Gavin Gamboa is a student, so any technical review in terms of craft will be left up to his mentor, but he has the makings of a star. His playing is polished and engaging, and he is tall, slim, and dramatically good-looking, with a very personal approach to the four composers whose works he performed last Saturday. He played everything from memory, and if — very rarely — this brought him to the brink of hesitation, the pluses overwhelmingly out-weighed the hypothetical minuses. In every piece, it seemed, he had a preference for the lyrical over the merely pianistic.
The concert opened with Bach’s Prelude and Fugue in G Major, from Book I of the Well-Tempered Klavier. The Prelude came out as a swirling, 19th-century affair, melodies welling up in the most unlikely places, but very pretty. The Fugue offered few opportunities for lyricism, so Gamboa had to sort out its intricacies in earnest,holding things together by an act of will. The next piece was Haydn’s Sonata in C Major, Hob XVI: 50, with which he did very well.
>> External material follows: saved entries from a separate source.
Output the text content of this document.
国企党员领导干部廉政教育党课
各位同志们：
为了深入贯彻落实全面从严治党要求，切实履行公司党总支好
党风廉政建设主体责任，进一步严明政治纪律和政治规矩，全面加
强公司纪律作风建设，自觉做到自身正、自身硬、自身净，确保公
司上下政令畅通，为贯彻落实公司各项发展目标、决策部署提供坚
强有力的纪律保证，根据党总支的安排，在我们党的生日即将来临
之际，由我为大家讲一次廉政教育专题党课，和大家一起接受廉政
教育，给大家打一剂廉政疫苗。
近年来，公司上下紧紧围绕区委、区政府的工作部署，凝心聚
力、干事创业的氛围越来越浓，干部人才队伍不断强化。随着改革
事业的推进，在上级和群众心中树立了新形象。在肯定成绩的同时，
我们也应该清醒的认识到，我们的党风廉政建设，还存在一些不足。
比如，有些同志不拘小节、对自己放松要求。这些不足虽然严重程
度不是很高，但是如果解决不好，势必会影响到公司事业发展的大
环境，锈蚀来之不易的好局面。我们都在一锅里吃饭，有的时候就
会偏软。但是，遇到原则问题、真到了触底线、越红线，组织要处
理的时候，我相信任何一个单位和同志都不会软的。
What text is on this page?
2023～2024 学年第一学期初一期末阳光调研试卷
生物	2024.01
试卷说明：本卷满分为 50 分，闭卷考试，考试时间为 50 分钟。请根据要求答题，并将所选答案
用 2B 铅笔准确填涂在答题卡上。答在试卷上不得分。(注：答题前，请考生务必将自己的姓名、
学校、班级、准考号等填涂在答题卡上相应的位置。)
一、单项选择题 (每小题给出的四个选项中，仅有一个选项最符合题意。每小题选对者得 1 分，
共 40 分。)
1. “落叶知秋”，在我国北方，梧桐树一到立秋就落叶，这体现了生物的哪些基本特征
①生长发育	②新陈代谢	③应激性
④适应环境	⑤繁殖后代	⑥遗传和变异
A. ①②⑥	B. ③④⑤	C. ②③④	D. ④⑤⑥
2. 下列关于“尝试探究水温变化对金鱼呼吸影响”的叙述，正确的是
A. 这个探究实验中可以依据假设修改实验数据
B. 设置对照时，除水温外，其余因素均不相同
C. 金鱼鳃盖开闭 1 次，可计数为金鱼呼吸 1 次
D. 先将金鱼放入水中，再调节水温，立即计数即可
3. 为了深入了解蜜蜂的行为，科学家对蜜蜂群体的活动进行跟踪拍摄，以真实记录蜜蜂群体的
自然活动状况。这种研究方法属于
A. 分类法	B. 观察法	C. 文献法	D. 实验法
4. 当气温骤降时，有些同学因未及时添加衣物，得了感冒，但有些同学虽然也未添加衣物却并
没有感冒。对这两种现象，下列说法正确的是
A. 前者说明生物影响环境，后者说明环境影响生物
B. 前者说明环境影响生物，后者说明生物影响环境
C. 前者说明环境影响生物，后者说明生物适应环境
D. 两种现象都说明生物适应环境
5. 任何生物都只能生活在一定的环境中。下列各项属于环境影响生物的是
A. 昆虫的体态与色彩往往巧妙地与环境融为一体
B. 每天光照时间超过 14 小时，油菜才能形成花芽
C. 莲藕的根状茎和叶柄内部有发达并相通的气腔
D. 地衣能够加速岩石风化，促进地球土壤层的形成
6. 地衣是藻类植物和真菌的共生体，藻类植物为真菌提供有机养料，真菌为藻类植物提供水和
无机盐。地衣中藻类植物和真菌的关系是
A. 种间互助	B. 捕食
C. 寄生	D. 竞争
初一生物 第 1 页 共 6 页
The finale was a giddy string of red herrings and non sequiturs — Haydn messing with our minds.
Then, foregoing the scheduled intermission, Gamboa gave a splendidly haunting rendition of Ravel’s Oiseaux tristes from the collection Miroirs. The performance was placid, serene, and appropriately reflective. Ravel is making a comeback.
The concert closed with the most brilliant piece on the program, Chopin’s Ballade No. 2 in F Major, Opus 38, and Gamboa’s playing was equal to it — a real lapel seizer, and his spectacular performance of it just about brought down the house. If the intention was a big, memorable finish to fix our memories of the concert, then it was wildly successful.